Philosopher Mark Rowlands, inspired by his own dog’s boundless happiness on his repetitive walk every day, has this to say in his book, The Happiness of Dogs,
Finding meaning in life is hard for us, but easy for dogs. Meaning in life exists wherever the love of life emanates from a nature that is whole and undivided. Being undivided by reflection, being whole and entire, a dog has only one life to live, whereas we – in whom reflection’s canyon is deepest – have two. For us, there is both the life that we live and the life that we think about, scrutinise, evaluate and judge.
A dog will inevitably love its one life more than we love our two lives. Meaning in life is easy for dogs – and hard for us – because meaning is simply the joyful expression of a nature undivided against itself.
Mark Rowlands asserts that the schism in human consciousness which we call reflection, prevents the happiness that is connected with being whole, and that this schism breaks us in two. While there is considerable truth in this, I am convinced from my own experience that it does not have to be quite like this for us humans.
Like my canine acquaintances who I meet while walking each day, I sniff the air (though not the lampposts), I look around me wide-eyed, enjoying just walking, undistracted from anything else. I’m aware of the trees, the birds singing, the breeze on my skin and at the moment, the rich scent of lime blossom.
I’m present and even if the walk is merely round my urban block, it’s always just as new and fresh. And thoughts arising need not be a distraction or be cause for a sundering into two lives as Rowlands suggests; mental activity is part of nature too.
Now, of course I don’t bound exuberantly about, and don’t have that endlessly and delightfully naive excitement that dogs have, yet I am not divided nor bored. I’m awake. The ability to reflect needn’t necessarily split us. Reflection is a wonderful capacity that is so well developed in human beings. The issue is only if we obsessively abstract ourselves from our actual surroundings, to think about things in isolation.

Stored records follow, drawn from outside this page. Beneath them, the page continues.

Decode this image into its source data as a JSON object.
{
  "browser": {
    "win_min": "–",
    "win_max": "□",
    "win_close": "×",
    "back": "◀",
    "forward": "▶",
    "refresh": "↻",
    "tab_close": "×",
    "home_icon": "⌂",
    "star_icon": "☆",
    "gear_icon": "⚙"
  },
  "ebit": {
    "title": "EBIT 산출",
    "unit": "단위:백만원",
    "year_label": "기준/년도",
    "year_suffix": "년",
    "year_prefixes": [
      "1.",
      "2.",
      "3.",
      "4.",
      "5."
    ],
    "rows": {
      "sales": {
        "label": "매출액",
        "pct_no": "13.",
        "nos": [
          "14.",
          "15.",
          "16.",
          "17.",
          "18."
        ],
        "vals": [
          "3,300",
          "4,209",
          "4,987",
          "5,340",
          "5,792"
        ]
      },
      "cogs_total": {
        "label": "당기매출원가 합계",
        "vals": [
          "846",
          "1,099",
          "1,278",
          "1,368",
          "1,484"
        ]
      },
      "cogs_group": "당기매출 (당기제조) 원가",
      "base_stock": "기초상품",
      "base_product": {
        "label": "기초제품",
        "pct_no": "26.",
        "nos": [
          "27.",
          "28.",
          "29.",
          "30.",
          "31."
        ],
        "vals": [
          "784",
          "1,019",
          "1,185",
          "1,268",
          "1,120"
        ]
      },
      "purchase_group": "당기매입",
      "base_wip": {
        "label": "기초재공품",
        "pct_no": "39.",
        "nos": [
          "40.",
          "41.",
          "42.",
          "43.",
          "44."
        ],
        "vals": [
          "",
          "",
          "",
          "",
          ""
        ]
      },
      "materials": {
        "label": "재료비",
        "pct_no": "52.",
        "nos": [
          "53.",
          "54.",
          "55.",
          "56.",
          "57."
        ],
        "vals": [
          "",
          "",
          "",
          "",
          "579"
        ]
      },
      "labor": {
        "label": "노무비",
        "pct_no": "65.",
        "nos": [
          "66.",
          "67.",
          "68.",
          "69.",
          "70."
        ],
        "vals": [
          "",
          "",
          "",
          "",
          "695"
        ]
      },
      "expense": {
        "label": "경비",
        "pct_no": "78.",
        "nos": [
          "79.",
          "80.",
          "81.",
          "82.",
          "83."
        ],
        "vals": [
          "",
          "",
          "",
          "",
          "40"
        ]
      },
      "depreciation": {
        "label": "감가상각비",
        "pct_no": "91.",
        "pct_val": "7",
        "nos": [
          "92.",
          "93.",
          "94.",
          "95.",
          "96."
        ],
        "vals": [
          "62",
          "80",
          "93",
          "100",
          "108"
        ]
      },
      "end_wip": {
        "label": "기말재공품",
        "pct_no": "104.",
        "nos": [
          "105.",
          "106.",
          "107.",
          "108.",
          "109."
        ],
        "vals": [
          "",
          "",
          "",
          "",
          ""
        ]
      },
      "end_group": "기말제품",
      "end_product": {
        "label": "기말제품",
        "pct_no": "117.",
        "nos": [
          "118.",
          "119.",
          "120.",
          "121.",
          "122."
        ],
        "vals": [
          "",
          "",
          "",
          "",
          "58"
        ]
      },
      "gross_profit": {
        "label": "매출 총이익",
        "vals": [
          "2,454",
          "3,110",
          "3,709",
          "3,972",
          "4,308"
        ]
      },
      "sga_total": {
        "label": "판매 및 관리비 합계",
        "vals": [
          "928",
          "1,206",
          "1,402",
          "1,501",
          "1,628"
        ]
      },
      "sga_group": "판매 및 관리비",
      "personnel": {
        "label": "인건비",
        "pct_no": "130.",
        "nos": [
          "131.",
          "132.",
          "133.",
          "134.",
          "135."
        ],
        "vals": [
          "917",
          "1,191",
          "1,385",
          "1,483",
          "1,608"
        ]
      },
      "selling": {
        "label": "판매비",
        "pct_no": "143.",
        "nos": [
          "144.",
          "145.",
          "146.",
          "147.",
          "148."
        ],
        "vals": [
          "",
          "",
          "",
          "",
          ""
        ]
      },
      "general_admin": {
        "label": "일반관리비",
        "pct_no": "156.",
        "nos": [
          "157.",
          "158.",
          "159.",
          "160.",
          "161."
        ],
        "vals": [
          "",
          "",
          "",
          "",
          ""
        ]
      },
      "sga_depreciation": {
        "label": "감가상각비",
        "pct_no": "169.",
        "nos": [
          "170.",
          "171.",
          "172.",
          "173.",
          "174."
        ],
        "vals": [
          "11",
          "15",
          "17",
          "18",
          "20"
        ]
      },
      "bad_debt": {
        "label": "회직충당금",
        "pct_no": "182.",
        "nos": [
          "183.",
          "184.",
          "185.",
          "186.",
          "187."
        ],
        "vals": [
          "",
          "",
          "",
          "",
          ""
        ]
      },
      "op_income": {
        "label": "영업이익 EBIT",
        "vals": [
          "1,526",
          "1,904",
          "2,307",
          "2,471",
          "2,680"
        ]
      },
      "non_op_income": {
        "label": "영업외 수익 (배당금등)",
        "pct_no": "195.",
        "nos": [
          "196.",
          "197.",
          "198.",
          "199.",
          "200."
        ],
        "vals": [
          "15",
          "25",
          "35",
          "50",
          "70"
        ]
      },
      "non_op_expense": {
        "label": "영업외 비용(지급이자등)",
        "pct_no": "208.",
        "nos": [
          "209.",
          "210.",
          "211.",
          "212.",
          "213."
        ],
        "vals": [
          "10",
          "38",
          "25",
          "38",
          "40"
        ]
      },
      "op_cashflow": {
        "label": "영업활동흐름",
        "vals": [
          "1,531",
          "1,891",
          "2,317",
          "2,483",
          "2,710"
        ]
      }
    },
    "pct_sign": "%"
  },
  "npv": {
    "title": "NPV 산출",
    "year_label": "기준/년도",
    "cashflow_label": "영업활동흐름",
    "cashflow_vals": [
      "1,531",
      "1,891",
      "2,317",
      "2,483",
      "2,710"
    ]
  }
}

With long practice, I’ve found that the balance can be shifted from habitual, knee-jerk reflecting, to being simply present, aware of what I am seeing, smelling, hearing and feeling. This isn’t some kind of rote mindfulness practice, but rather a gravitational attraction to being present, arising out of a deepening love of Life and all its myriad manifestations.
We intuitively recognise this simple undivided presence in cats and dogs and other animals. In spite of our cognitive prowess, we are not really so different from other animals that we cannot also abide here as our true nature. And for us human animals, reflection and self awareness can then come to be a blessing.
Much of human life is a struggle for happiness. Among cats, on the other hand, happiness is the state to which they default when practical threats to their well-being are removed. That may be the chief reason many of us love cats. They possess as their birthright a felicity humans regularly fail to attain.